Bootloader does not fall-back to slot A when Slot B can't boot (rootfs A/B)

We are experimenting with the rootfs A/B to implement our own image update process.

We plan to use the APT approach (NOT the image approach), for that reason our plan is to

  • flash two partitions with the OS (rootfs A/B)
  • e.g. mount the rootfs of the non-current slot X and make changes on it via chroot
  • select the changed slot for booting (nvbootctrl set-active-boot-slot X) and reboot

All of the above worked so far, but when we test the mechanism to fallback to slot Y if slot X is not bootable, the xavier hangs and no fallback will be done no matter how long we wait.

To make slot X unbootable we replaced the file /boot/Image once with an empty file and once with a link to a valid Image file. When the empty file was in place we hang at the nvidia splashscreen, with the link we had a black-screen with not splash whatsoever. So it seems the bootloader does not detect a problem and/or does not fallback to slot Y.

We are using the latest L4T 32.6 tarball and flashed the board via ROOTFS_AB=1 ./nvflash.sh jetson-xavier mmcblk0p1

Here is our smd file from bootloader/smd_info.rootfs_AB.cfg. Note that we adjusted MAX_BL_RETRY_COUNT and MAX_ROOTFS_AB_RETRY_COUNT to only one allowed failure. That was to reduce wait times in case we had to wait for the bootloader to detect a unsuccessfull boot.

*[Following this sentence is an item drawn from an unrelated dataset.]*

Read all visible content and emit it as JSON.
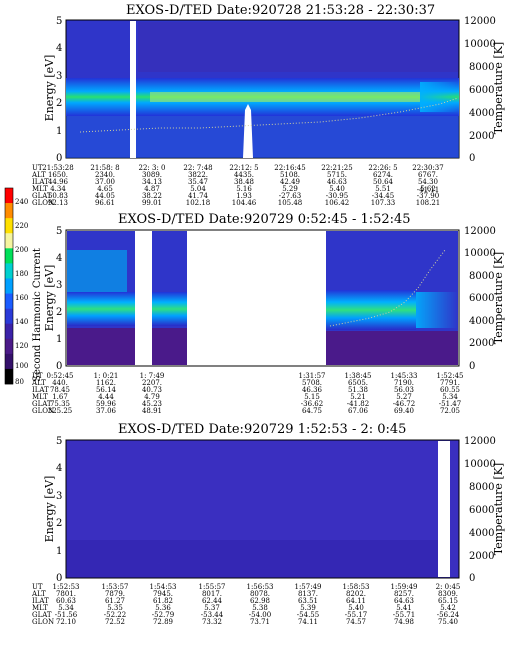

# SMD metadata information
< VERSION 5 >
# Set the maximum boot slot retry count
# Please make sure this field is set before slot info config
# The valid setting is 1 to 7
< MAX_BL_RETRY_COUNT 1 >

# Set the maximum rootfs slot retry count
# Please make sure this field is set before slot info config
# The valid setting is 1 to 3
< MAX_ROOTFS_AB_RETRY_COUNT 1 >

#
# Config 1: Disable A/B support (by removing comments ##)
#

# slot info order is important!
# <priority>    <suffix>  <boot_successful>
##15                  _a        1

#
# Config 2: Enable rootfs A/B support (default)
#
< REDUNDANCY_ENABLE 1 >
< ROOTFS_AB 1 >

# To enable rootfs autosync, use < RF_AUTOSYNC_ENABLE 1 >
# This option must be defined after "< ROOTFS_AB 1 >"
##< RF_AUTOSYNC_ENABLE 1 >

# Select rootfs A as the active rootfs
< ROOTFS_ACTIVE_A 1 >
##< ROOTFS_ACTIVE_B 1 >

# Enable/disable unified bootloader AB and rootfs AB
# Set 1 to enable, set 0 to disable. Default is enabled.
# This option must be defined after "< ROOTFS_AB 1 >"
# When < ROOTFS_BL_UNIFIED_AB 1 > is set,
# auto sync for both BL and RF are disabled.
< ROOTFS_BL_UNIFIED_AB 1 >

# To disable bootloader autosync, use < BL_AUTOSYNC_DISABLE 1 >, default is disabled.
# REDUNDANCY_ENABLE or REDUNDANCY_USER must be defined before BL_AUTOSYNC_DISABLE !
< BL_AUTOSYNC_DISABLE 1 >

# slot info order is important!
# <priority>    <suffix>  <boot_successful>
15                  _a        1
14                  _b        1

Those adjustments were applied via running ./nv_smd_generator smd_info.rootfs_AB.cfg slot_metadata.bin.rootfsAB

Are there other settings needed for our simple test to succeed?

Hi,
Please refer to this page and get the uart log for reference:
Jetson/General debug - eLinux.org

Do you observe the issue on Xavier developer kit or custom board?

@DaneLLL okay, we will try to get the log via UART, but this could take some days since it seems we need a special hardware for this.

We were observing this on a “custom” board, its the “stevie-xavier” from diamond systems (STEVIE™ carrier for NVIDIA Jetson AGX Xavier). But we will also check this out on the xavier devkit again.

Just to have this confirmed: we do not miss any step in our description above? So this should work on a xavier devkit how we do it?